Search code examples
pysparkdatabricks

Add quote for pyspark dataframe column with regular expressions


I have below column within dataframe

tuff,1,2,3,bp123,5,6,7,jatin gupta ,ext,20021988

I require to use regular expression within pyspark to add double quote after 8 comma ( if double quote not present already) and add ending double quote before digits 20021988

Expected output:

tuff,1,2,3,bp123,5,6,7,"jatin gupta ,ext",20021988

I have tried with below pattern but doesnt work

data = [("TUFF,2,3,BP4,5,6,7,JATIN GUPTA, EXT, 20021988",)]
columns = ["input_string"]

# Create DataFrame
df = spark.createDataFrame(data, columns)

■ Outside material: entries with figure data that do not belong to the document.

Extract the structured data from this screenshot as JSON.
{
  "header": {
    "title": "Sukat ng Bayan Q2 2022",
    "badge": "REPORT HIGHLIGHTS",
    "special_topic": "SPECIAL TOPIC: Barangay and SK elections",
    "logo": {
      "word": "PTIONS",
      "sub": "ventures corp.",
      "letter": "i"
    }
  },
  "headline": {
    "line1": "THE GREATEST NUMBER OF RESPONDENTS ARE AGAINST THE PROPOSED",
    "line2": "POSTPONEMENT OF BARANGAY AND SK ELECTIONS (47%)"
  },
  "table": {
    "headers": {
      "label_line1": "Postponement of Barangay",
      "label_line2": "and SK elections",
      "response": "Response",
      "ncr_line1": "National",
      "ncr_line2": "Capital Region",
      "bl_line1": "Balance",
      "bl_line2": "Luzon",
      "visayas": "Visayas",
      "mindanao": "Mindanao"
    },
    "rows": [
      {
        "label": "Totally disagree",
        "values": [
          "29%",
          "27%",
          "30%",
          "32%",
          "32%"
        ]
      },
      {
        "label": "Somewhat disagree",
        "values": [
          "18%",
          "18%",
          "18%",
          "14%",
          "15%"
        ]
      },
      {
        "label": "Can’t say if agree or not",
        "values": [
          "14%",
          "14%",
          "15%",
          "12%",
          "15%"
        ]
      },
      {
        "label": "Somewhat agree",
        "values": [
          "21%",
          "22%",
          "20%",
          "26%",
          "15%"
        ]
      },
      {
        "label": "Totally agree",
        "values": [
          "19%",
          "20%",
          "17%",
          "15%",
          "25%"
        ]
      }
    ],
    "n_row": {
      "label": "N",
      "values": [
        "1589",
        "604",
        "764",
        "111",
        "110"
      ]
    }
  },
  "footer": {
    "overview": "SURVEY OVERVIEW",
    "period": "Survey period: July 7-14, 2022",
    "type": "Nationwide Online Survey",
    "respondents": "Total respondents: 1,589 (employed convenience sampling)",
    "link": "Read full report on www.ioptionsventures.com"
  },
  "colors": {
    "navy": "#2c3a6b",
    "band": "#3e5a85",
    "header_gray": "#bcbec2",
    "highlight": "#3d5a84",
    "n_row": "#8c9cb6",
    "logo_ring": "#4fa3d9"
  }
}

# Use regular expression to add quotes after the 7th comma and before the 8 digits
df = df.withColumn("output_string", regexp_replace(col("input_string"), r"((?:[^,]*,){7})([^,]*,[^,]*),([^,]*)", r'\1"\2", \3'))

Solution

  • This will do the trick:

    import pyspark.sql.functions as F
    df.withColumn(
        "res", 
        F.regexp_replace(
            F.col("input_string"),
            r"(([^,]*,){7})(.*),([^,]*)",
            r"$1\"$3\",$4",
        )
    )
    

    result:

    +---------------------------------------------+-----------------------------------------------+
    |input_string                                 |res                                            |
    +---------------------------------------------+-----------------------------------------------+
    |TUFF,2,3,BP4,5,6,7,JATIN GUPTA, EXT, 20021988|TUFF,2,3,BP4,5,6,7,"JATIN GUPTA, EXT", 20021988|
    +---------------------------------------------+-----------------------------------------------+
    

    Few notes:

    1. Group reference in spark is achieved through dollar sign, not slash (I can think of several systems where it's similar - worth generalizing, that it's not always slash)
    2. You have pretty complex definition, containing complete cell - I'd avoid lookahead and lookback regex operators - just define complete cell in groups, then work on individual groups.
    3. Utilize fact that regex is greedy on default - i.e. group to be included within quotes can be treated as whatever terminated with single comma, and whatever except comma.